El número de mujeres que morían anualmente por abortos ilegales oscilaba entre 200 y 250, pero la cifra que continuamente repetían los medios era 10.000 (diez mil), y a pesar de su falsedad fue admitida por muchos norteamericanas convenciéndoles de la necesidad de cambiar las leyes sobre el aborto.

Otro mito que extendimos entre el público, es que el cambio de las leyes solamente implicaría que los abortos que se practicaban ilegalmente, pasarían a ser legales. Pero la verdad es que actualmente, el aborto es el principal medio para controlar la natalidad en USA. Y el número anual de abortos se ha incrementado en un 1500%, 15 veces más.

La segunda táctica fundamental fue jugar la carta del anticatolicismo. Vilipendiamos sistemáticamente a la Iglesia Católica, calificando sus ideas sociales de retrógradas; y atribuimos a sus Jerarquías el papel del “malvado” principal entre los opositores al aborto permisivo. Lo resaltamos incesantemente. Los medios reiteraban que la oposición al aborto procedía de dichas Jerarquías, no del pueblo católico; y una vez más, falsas encuestas “probaban” reiteradamente que la mayoría de los católicos deseaban la reforma de las leyes antiaborto. Y los tambores de los medios persuadieron al pueblo americano de que cualquier oposición al aborto tenía su origen en la Jerarquía Católica y que los católicos proaborto eran los inteligentes y progresistas. El hecho de que grupos cristianos no católicos, y aún ateos, se declarasen pro-vida, fue constantemente silenciado.

La tercera táctica fundamental fue denigrar o ignorar, cualquier evidencia científica de que la vida comienza con la concepción.

bernardnathansonFrecuentemente me preguntan que es lo que me hizo cambiar. ¿Cómo pasé de ser un destacado abortista a un abogado pro-vida? En 1973 llegué a ser Director de Obstetricia en un gran Hospital de la ciudad de Nueva York, y tuve que iniciar una unidad de investigación perinatal; era el comienzo de una nueva tecnología que ahora utilizamos diariamente para estudiar el feto en el útero materno.

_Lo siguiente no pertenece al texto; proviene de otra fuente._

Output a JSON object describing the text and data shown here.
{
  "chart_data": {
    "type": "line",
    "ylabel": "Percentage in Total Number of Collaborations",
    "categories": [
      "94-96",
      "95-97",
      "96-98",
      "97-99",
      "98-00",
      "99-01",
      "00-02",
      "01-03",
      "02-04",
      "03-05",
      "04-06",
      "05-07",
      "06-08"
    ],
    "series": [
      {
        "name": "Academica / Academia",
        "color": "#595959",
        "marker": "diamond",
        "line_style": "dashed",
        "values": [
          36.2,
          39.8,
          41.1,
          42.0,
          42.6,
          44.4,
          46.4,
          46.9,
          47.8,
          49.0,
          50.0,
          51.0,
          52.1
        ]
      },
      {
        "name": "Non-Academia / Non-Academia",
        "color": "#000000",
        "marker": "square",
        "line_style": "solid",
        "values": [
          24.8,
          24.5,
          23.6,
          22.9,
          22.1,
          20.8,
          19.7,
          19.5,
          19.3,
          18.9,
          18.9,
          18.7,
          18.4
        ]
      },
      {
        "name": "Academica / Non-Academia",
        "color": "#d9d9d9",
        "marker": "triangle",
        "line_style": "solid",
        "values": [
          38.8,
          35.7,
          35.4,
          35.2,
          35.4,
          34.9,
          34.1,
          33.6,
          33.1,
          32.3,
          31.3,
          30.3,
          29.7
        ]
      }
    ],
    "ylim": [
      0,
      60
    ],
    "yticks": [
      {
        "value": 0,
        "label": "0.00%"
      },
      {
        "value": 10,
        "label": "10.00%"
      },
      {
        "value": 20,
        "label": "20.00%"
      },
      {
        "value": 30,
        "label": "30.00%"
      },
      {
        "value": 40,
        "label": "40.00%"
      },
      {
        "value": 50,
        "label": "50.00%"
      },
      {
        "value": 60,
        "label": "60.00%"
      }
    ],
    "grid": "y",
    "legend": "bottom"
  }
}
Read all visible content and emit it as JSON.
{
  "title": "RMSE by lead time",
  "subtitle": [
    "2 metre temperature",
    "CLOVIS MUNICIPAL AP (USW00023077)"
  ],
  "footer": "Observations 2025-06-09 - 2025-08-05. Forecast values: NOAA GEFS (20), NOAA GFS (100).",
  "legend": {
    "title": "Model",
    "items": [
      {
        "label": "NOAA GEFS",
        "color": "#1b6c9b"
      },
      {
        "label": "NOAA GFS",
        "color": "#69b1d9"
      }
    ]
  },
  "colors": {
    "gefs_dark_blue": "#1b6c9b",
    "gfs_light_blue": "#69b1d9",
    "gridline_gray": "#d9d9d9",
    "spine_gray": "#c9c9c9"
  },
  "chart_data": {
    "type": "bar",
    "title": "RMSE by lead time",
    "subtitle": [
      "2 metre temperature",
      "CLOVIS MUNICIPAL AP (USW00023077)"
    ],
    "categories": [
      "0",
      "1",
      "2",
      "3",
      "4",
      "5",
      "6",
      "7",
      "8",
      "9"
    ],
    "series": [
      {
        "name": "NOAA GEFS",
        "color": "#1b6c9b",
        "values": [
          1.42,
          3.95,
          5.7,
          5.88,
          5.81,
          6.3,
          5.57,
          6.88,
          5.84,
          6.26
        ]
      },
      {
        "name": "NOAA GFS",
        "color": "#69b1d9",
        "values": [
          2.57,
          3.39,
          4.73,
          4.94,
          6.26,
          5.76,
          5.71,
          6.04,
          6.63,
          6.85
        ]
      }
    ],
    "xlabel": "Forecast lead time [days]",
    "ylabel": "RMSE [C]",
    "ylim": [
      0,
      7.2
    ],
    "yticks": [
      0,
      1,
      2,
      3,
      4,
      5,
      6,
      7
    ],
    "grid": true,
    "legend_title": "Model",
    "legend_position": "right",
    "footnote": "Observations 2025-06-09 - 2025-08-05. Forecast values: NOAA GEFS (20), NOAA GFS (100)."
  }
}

Un típico argumento pro aborto es aducir la imposibilidad de definir cuando comienza el principio de la vida, afirmando que ello es un problema teológico o filosófico, no científico.

Pero la fetología demuestra la evidencia de que la vida comienza en la concepción y requiere toda la protección de que gozamos cualquiera de nosotros.

Ud. podría preguntar: ¿Entonces, por qué algunos doctores, conocedores de la fetología, se desacreditan practicando abortos?

Cuestión de aritmética: a 300 dólares cada uno, un millón quinientos cincuenta mil (1.550.000) abortos en los Estados Unidos, implican una industria que produce 500 millones de dólares anualmente.

De los cuales, la mayor parte van a los bolsillos de los doctores que practican el aborto.

Es un hecho claro que el aborto voluntario es una premeditada destrucción de vidas humanas. Es un acto de mortífera violencia. Debe de reconocerse que un embarazo inesperado plantea graves y difíciles problemas. Pero acudir para solucionarlo a un deliberado acto de destrucción supone podar la capacidad de recursos de los seres humanos; y, en el orden social, subordinar el bien público a una respuesta utilitarista.

Como científico no creo, yo se y conozco que la vida humana comienza en la concepción. Y aunque no soy de una religión determinada, creo con todo mi corazón que existe una divinidad que nos ordena finalizar para siempre este infinitamente triste y vergonzoso crimen contra la humanidad”.

Dr. Bernard Nathanson (1926-2011). Carta de 1992. Doctor en medicina y ginecología,  fundador de la Asociación Nacional para la Derogación de las Leyes de Aborto.